The mandate letter, issued in January, outlines the provincial government’s strategic direction and expectations for Manitoba’s publicly-funded universities.
The letter suggests programs must more closely align with labour market demands and that future funding will be contingent on successful student outcomes based on a to-be-determined measurement.
“Success can mean different things, including employment upon graduation or layering credentials but ultimately students will be putting the skills they gained to work and meeting a labour market need,” reads the letter.
A draft of the university’s official response — which will be discussed when the senate meets Feb. 5 — highlights the school’s social and economic contributions.
The university is a “complex institution, one that does much more than simply train students for today’s labour market,” reads the draft.
“Higher education has social, as well as individual, benefits. We provide a public good that helps to promote wisdom and to build a just, inclusive and prosperous province for all people.”
Julia Minarik, a UMGSA senator, said the response does not push back hard enough and that students will call for stronger language.
“What the government is doing, unfortunately, undervalues knowledge for the sake of knowledge,” said Minarik.
“They’re not accounting for all of the other benefits that institutions of higher education have for Manitoban society.
“A lot of students — particularly in the arts and in research fields — are fairly unhappy about that and we don’t think that the letter adequately captures our frustrations.”
Critics of the direction the province is taking post-secondary education argue it represents a narrow vision for the university.
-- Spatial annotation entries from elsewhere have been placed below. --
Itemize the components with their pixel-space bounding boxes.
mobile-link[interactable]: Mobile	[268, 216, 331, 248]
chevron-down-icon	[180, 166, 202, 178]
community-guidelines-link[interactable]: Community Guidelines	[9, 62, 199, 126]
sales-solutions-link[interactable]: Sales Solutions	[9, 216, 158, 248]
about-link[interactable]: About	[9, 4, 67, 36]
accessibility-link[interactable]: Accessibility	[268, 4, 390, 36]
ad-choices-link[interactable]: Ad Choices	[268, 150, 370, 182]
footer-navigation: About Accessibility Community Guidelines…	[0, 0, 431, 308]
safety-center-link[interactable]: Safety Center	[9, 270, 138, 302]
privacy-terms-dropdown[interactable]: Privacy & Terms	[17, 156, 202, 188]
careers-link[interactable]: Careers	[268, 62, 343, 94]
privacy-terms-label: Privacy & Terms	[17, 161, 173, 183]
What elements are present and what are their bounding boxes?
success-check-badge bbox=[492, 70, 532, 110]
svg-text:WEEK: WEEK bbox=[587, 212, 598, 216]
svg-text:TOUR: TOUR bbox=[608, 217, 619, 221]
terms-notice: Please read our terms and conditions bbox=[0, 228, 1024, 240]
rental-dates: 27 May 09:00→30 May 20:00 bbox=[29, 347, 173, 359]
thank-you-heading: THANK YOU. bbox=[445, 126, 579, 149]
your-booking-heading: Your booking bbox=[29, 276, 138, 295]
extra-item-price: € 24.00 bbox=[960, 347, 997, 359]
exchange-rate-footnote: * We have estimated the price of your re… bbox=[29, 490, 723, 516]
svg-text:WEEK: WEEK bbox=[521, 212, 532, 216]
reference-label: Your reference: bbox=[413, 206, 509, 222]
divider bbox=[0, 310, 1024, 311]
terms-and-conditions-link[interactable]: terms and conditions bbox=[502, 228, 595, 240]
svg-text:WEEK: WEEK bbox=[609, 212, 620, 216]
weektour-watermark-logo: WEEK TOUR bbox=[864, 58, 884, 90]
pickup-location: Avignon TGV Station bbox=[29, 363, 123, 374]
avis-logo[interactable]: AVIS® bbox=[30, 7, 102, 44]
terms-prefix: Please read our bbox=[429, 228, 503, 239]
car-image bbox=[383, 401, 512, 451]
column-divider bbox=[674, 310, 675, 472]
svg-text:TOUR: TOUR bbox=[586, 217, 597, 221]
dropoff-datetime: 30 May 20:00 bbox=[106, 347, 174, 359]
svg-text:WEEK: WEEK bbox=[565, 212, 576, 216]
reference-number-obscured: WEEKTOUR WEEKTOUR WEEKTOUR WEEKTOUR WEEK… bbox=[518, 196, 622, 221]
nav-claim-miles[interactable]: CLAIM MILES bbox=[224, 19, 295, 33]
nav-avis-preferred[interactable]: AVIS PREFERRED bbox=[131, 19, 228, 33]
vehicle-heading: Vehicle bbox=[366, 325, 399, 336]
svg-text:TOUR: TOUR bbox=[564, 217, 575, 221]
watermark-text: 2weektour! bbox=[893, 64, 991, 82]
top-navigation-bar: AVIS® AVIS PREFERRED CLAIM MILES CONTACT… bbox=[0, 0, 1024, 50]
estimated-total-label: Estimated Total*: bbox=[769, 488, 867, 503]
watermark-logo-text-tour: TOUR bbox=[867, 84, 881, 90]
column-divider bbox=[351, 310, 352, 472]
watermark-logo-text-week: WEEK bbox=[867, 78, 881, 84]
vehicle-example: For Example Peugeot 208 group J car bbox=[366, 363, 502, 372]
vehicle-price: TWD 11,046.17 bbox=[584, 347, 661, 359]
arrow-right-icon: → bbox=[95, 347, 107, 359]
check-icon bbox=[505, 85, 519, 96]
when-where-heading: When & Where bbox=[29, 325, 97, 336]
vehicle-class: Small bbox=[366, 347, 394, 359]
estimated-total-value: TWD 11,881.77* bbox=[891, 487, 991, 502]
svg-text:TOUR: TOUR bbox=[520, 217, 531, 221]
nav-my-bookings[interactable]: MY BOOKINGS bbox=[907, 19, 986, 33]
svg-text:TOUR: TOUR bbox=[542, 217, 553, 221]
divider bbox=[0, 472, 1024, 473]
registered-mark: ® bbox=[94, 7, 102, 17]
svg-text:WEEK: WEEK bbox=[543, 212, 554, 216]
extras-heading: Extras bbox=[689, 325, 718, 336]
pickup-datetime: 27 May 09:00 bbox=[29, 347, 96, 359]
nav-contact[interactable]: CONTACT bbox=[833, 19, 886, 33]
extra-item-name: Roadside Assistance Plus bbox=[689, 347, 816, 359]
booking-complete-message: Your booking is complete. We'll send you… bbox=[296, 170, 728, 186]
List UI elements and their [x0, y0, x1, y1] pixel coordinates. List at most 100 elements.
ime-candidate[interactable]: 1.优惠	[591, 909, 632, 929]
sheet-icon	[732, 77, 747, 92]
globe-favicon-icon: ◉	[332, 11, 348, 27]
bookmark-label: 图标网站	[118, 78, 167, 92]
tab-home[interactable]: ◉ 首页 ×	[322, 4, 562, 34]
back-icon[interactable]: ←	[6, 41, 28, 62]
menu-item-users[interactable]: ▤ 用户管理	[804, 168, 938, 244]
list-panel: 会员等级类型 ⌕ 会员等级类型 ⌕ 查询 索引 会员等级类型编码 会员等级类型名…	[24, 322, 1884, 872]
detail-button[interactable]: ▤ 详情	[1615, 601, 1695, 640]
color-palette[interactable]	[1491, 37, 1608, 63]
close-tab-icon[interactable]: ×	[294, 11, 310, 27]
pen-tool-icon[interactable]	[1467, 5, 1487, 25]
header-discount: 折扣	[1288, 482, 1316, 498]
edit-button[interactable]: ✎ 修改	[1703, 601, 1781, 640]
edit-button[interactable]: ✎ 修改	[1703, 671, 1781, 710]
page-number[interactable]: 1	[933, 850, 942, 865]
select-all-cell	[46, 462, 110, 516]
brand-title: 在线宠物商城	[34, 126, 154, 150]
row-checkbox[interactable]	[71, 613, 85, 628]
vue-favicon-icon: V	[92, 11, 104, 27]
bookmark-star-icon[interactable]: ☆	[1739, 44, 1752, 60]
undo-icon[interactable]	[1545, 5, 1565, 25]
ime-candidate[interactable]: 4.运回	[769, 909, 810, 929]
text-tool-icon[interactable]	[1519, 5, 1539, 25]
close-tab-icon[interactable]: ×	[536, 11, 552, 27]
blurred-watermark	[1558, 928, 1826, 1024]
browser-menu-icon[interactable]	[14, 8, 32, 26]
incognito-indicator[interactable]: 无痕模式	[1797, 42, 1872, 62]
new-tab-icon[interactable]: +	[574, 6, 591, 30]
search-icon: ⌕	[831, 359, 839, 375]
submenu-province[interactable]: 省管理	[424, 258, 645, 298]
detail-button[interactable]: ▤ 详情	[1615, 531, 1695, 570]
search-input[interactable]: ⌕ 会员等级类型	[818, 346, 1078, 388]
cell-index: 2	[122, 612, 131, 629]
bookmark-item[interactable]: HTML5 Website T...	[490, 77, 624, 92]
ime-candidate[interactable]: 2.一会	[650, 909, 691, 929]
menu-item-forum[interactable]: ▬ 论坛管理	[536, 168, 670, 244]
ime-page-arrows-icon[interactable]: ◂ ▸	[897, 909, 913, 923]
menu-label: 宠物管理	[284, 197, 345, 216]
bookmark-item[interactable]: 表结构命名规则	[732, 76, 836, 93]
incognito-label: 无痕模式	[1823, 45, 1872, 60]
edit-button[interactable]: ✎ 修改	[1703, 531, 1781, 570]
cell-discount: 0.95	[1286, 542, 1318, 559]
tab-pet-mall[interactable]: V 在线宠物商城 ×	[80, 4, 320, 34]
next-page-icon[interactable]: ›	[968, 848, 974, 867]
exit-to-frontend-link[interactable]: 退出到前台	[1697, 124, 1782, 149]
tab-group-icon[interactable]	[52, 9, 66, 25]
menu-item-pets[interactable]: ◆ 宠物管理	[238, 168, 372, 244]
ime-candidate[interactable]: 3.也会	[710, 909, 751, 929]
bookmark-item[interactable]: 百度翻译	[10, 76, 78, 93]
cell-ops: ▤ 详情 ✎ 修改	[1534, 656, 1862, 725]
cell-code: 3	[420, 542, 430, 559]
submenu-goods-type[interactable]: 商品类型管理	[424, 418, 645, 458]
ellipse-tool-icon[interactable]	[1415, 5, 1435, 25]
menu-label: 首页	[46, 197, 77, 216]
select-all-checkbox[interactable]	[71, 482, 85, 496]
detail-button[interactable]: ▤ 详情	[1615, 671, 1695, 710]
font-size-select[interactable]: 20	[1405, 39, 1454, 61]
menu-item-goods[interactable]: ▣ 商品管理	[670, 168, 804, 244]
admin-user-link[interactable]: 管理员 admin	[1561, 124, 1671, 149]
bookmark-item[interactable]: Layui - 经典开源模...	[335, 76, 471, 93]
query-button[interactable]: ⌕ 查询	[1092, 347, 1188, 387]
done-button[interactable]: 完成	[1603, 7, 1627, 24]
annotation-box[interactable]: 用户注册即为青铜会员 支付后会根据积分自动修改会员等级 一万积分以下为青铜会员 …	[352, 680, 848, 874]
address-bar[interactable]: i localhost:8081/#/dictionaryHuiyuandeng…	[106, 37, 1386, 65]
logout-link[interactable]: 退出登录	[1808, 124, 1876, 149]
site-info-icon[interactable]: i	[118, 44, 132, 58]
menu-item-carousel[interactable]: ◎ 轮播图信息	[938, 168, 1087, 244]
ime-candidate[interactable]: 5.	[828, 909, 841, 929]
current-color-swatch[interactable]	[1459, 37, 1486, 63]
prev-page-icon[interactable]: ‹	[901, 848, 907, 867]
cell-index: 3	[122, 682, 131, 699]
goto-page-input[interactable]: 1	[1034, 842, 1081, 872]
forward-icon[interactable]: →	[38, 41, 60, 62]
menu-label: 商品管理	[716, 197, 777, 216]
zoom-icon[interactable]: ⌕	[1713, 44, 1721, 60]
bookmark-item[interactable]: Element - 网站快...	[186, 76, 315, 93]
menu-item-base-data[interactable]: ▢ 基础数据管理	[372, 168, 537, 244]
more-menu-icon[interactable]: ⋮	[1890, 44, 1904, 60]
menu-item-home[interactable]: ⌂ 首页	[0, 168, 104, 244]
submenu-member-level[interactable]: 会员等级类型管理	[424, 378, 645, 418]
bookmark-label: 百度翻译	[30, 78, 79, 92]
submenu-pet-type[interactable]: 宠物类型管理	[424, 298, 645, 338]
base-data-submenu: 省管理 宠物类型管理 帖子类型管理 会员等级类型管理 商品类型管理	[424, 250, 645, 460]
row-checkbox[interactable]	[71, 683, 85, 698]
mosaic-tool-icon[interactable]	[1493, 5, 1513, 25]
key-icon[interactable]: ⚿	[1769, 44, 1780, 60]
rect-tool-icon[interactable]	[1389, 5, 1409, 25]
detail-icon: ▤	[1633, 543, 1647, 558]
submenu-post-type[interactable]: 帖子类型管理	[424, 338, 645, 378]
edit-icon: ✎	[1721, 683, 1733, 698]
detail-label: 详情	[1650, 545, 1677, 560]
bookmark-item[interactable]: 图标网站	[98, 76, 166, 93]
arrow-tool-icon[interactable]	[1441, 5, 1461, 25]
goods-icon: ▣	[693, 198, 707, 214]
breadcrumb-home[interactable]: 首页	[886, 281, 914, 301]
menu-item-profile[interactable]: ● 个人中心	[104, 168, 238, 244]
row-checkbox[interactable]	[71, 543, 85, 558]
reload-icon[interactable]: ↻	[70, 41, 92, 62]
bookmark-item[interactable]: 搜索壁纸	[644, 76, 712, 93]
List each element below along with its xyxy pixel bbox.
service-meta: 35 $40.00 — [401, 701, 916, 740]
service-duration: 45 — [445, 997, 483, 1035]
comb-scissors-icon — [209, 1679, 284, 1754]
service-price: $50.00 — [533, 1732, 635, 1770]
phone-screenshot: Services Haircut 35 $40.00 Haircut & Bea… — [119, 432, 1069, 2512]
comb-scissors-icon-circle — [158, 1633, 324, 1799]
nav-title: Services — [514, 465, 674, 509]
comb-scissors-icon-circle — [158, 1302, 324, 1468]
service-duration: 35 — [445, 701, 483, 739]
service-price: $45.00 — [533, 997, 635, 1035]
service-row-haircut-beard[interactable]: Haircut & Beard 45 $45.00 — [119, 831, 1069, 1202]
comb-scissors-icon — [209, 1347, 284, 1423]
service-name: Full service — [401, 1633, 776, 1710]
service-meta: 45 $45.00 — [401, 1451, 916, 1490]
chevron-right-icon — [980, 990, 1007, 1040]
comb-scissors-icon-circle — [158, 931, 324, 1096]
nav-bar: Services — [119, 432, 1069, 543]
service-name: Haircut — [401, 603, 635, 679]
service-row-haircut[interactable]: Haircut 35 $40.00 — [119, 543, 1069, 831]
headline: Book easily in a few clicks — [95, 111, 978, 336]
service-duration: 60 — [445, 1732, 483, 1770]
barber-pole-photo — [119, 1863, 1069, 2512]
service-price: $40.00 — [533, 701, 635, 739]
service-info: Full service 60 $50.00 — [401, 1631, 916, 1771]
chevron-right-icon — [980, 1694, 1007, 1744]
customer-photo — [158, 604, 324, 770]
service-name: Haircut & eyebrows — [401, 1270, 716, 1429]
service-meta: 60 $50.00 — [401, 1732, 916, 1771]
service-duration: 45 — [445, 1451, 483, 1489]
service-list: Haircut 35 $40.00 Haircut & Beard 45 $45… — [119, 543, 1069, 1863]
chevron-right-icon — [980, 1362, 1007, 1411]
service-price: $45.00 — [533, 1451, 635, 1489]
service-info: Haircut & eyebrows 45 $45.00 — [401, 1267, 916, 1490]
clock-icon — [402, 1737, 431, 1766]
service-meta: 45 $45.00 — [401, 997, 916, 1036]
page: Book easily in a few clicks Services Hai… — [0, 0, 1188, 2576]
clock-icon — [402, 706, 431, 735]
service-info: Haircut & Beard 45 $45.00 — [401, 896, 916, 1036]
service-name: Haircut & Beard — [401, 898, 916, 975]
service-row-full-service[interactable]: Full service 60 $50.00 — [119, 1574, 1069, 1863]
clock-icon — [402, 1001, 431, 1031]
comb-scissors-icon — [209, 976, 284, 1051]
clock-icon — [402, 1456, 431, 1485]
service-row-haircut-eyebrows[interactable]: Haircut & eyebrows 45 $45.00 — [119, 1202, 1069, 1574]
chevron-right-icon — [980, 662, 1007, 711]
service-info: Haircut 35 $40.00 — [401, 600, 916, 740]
UMSU president Jakob Sanderson said the university plays a critical role as an educational institution and that “I don’t think we’re just a feeding ground for industry.”
“I was sitting on the presidential search committee last time and we certainly didn’t request to have an interview with KPMG to run our university,” he said.
He said the university community should be gravely concerned about the direction the province wants to take the university and that students should be free to study any field they wish.
“We’re not here just to train people for the job market,” he said. “We’re here to enrich people’s knowledge. We’re here to be an access point for students across the province.”
The mandate letter outlines the province’s plan to facilitate greater dialogue between post-secondary institutions and industry “to ensure programs meet workforce needs and students gain the right skills and competencies to succeed.”
It also says that colleges and universities must be “nimble and responsive,” ceasing programs that lack “value in a modern context and building programs that deliver the skills needed for today and tomorrow.”
Sanderson countered that the university should instead be looking ahead to establishing itself as a leader in Indigenous education and with opening access to marginalized students.
“I think it’s fantastic that students are able to use the University of Manitoba as a springboard into the private sector, but I don’t think that’s the only thing we should be looking at,” he said.
“I don’t think that that’s the right picture of what a university’s role to play in the province and in the country is.”